Based upon what you already know, what do you suppose would be the procedure for compiling, linking, and running the program that we've spread across two files here? Think about it carefully before you look at the answer.

Click here for the answer

Now do it yourself. Compile, link, and run the program.

When you've succeeded in doing that, try the following experiment. Modify the main program slightly to call the two functions in the opposite order. What do you think will be involved in recompiling, linking, and running the new version of the program?

Click here for the answer

Compile, link, and run your modified program. (Don't forget to save ``main.c'' before you do so!)

Declaring Functions

There's still a problem remaining. Whenever you compile ``main.c'', the compiler complains that ``sum'' and ``product'' are undeclared functions. Even so, the linker succeeds in putting together an executable. Why should we worry about the compiler warning if we can get an executable program anyway?

Click here for an answer

It is actually not too difficult to fix up this problem. Simply add the following two lines to ``main.c'' up above the main procedure.

int sum (int n);
int product (int n);

Where have you seen these lines before?

Click here for the answer

Save ``main.c'' and rebuild the executable. If you've done everything correctly, the errors should go away.

Include Files

This is a clumsy way to go about declaring functions that are implemented in a separate file. Can you think of some problems?

Click here for an answer

Here's how we can deal with both of these problems. Create a new file that contains nothing but the declarations of the functions in ``help.c''. In fact, we have already created just such a file: download help.h and take a look at it. What is in there in addition to the declarations?

Click here for the answer

Now, modify ``main.c'' by eliminating the declarations you added, and replacing them with the line

#include "help.h"

As you probably recall, this is a direction to the compiler to behave as if the contents of the file ``help.h'' were actually typed in here. Notice that we have surrounded the name of the file with quotes instead of angle brackets as is the case with, for example, stdio.h. Why?

Click here for the answer

Save ``main.c'' and compile, link, and run it. How does this address problem (1) identified above?

Click here for the answer

However, we still haven't addressed issue (2). There is nothing to stop us from modifying the declarations in ``help.h'', rendering it inconsistent with ``help.c''.

Fortunately, there's a way to deal with this problem too. Put the line

#include "help.h"

at the top of ``help.c''. Now save ``help.c'' and rebuild the executable. You should encounter no errors.

Now edit ``help.c'' again by changing one of the declarations. For example, change ``sum'' so that it takes a float as an argument instead of an int. Save and recompile ``help.c''. What happens?

Click here for the answer

Summary

To summarize, here is the suggested procedure for dealing with multiple-file programs in C.

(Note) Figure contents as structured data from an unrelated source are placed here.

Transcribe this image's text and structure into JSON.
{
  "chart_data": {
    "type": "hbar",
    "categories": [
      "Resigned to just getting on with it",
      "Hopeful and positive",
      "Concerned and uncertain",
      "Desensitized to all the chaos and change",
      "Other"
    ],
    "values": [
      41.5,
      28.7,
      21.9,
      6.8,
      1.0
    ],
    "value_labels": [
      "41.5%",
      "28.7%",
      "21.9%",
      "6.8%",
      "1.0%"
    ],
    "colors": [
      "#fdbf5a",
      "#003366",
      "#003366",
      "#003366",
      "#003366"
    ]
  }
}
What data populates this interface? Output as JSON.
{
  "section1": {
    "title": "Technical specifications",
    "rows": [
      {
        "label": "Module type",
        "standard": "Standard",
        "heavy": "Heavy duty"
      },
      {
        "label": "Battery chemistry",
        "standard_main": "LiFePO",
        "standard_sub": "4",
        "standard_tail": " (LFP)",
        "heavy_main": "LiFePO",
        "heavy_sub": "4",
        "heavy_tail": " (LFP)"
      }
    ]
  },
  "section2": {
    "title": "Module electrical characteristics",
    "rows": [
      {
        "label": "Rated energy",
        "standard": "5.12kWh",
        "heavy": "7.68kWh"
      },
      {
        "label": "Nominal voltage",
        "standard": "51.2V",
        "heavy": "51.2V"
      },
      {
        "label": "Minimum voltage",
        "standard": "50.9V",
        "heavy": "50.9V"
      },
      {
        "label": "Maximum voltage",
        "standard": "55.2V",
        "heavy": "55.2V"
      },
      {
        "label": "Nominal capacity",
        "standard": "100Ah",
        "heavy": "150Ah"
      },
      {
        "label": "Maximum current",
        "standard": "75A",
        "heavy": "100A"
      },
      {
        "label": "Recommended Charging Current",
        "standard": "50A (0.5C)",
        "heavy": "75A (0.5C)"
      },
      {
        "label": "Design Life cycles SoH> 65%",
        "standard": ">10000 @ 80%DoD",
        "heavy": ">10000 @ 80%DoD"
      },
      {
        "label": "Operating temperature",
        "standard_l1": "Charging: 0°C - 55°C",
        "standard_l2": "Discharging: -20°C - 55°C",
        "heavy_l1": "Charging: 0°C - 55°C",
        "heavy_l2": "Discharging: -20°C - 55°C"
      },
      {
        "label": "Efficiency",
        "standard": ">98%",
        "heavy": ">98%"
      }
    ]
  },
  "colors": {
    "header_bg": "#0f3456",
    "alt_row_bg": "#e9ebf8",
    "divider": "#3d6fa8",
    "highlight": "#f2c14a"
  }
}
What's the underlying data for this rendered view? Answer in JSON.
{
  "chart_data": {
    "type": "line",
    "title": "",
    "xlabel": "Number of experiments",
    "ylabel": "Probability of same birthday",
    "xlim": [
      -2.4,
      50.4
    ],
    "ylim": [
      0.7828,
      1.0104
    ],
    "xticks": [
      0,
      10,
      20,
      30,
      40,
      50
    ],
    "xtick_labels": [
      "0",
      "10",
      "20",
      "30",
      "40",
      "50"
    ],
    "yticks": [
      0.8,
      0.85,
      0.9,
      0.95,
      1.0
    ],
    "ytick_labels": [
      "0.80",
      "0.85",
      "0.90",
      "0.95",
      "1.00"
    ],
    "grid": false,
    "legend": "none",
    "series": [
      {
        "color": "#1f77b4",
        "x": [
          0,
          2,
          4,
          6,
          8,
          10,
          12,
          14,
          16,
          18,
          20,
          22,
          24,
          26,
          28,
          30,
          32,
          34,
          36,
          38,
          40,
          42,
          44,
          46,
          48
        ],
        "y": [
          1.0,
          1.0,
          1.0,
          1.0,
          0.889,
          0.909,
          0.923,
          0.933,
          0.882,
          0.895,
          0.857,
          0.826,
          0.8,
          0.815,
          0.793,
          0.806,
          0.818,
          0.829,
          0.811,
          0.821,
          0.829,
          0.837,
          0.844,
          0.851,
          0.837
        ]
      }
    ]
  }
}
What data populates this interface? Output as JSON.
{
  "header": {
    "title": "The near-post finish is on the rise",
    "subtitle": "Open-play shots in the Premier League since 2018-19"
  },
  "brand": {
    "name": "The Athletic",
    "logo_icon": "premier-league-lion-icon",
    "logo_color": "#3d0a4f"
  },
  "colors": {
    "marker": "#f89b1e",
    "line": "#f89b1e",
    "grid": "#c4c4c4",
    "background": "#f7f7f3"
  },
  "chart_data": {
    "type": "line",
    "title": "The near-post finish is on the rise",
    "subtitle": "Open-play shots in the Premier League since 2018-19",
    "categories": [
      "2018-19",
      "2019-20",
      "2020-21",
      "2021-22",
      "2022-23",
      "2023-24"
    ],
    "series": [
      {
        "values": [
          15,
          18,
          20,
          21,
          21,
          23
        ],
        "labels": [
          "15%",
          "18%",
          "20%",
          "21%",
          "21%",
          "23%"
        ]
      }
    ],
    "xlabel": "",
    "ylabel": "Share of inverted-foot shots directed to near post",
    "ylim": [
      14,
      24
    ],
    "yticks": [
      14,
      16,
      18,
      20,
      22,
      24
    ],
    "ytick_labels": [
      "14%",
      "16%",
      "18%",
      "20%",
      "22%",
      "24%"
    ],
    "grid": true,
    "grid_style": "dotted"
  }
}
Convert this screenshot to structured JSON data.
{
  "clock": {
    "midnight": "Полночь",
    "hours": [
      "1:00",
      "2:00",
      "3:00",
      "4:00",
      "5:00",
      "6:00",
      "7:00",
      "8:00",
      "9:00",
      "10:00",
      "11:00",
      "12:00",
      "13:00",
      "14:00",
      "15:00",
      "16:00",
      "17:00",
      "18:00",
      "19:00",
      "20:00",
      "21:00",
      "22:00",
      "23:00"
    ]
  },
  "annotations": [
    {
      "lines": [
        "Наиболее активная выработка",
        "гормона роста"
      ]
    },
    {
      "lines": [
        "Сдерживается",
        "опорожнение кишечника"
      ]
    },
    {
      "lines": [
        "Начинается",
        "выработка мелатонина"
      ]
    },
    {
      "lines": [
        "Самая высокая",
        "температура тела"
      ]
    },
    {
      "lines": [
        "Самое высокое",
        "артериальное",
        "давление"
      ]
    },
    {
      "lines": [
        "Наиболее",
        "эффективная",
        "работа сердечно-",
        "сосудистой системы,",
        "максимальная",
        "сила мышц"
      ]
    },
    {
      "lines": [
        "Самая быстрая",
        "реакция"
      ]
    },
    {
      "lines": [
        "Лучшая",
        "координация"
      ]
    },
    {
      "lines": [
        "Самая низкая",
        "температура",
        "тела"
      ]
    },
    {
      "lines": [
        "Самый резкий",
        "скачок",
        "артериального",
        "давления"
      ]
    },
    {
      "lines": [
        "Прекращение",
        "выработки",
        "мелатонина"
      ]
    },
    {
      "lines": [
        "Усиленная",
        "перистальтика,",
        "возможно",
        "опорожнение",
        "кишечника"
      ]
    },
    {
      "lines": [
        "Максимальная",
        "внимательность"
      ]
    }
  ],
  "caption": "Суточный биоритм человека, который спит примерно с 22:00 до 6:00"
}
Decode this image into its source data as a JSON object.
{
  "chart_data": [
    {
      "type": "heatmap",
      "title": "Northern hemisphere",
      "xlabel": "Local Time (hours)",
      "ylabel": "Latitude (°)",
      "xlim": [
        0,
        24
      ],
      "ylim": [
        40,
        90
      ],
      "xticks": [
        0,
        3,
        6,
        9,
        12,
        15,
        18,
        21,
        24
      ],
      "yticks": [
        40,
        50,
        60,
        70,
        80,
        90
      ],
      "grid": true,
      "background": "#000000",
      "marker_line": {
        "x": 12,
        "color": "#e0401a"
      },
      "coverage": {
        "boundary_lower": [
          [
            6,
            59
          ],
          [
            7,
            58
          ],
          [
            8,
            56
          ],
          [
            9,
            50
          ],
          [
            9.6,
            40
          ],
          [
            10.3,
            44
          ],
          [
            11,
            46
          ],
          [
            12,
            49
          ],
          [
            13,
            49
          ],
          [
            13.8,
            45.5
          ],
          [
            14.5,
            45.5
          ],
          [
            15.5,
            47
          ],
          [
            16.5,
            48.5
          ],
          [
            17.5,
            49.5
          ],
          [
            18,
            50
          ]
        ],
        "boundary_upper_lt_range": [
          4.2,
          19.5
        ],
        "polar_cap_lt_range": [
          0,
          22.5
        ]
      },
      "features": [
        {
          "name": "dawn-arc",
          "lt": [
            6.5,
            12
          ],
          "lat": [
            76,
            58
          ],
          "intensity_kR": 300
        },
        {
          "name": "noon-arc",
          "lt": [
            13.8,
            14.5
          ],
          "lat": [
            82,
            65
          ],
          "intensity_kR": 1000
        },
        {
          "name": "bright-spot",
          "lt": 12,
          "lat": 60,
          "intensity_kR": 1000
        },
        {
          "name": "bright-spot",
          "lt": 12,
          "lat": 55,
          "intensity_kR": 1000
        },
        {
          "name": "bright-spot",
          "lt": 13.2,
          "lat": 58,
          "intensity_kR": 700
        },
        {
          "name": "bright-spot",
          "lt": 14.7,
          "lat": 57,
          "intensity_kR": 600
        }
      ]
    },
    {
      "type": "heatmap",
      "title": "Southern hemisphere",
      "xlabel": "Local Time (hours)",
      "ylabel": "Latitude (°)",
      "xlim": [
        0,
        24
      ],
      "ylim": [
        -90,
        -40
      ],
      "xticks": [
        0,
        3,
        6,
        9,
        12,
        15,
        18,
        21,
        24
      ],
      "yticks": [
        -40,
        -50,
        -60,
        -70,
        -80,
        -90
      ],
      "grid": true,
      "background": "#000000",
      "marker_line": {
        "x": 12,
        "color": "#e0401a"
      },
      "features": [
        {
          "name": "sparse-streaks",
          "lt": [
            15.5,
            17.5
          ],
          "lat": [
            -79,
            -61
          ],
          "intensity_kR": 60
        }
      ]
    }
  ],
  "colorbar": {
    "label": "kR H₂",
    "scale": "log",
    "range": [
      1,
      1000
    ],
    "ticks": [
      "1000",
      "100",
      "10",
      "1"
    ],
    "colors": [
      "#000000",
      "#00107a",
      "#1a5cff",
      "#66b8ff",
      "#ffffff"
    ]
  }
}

  1. For each file ``file.c'' containing functions that will be used elsewhere, create a file ``file.h'' containing the header information and comments for those functions.
  2. Put the line

    #include "file.h"

    near the beginning of ``file.c''. This way, the compiler will warn you if the two sets of declarations ever become different.

  3. Put the line

    #include "file.h"

    near the beginning of all files that use the functions in ``file.c''. This way, the complier will warn you if you use the functions incorrectly.

You can then separately compile the ``.c'' files, and then link together to create an executable. In the next lesson we will look at Makefiles, which provide a more convenient way of compiling and linking multiple file programs.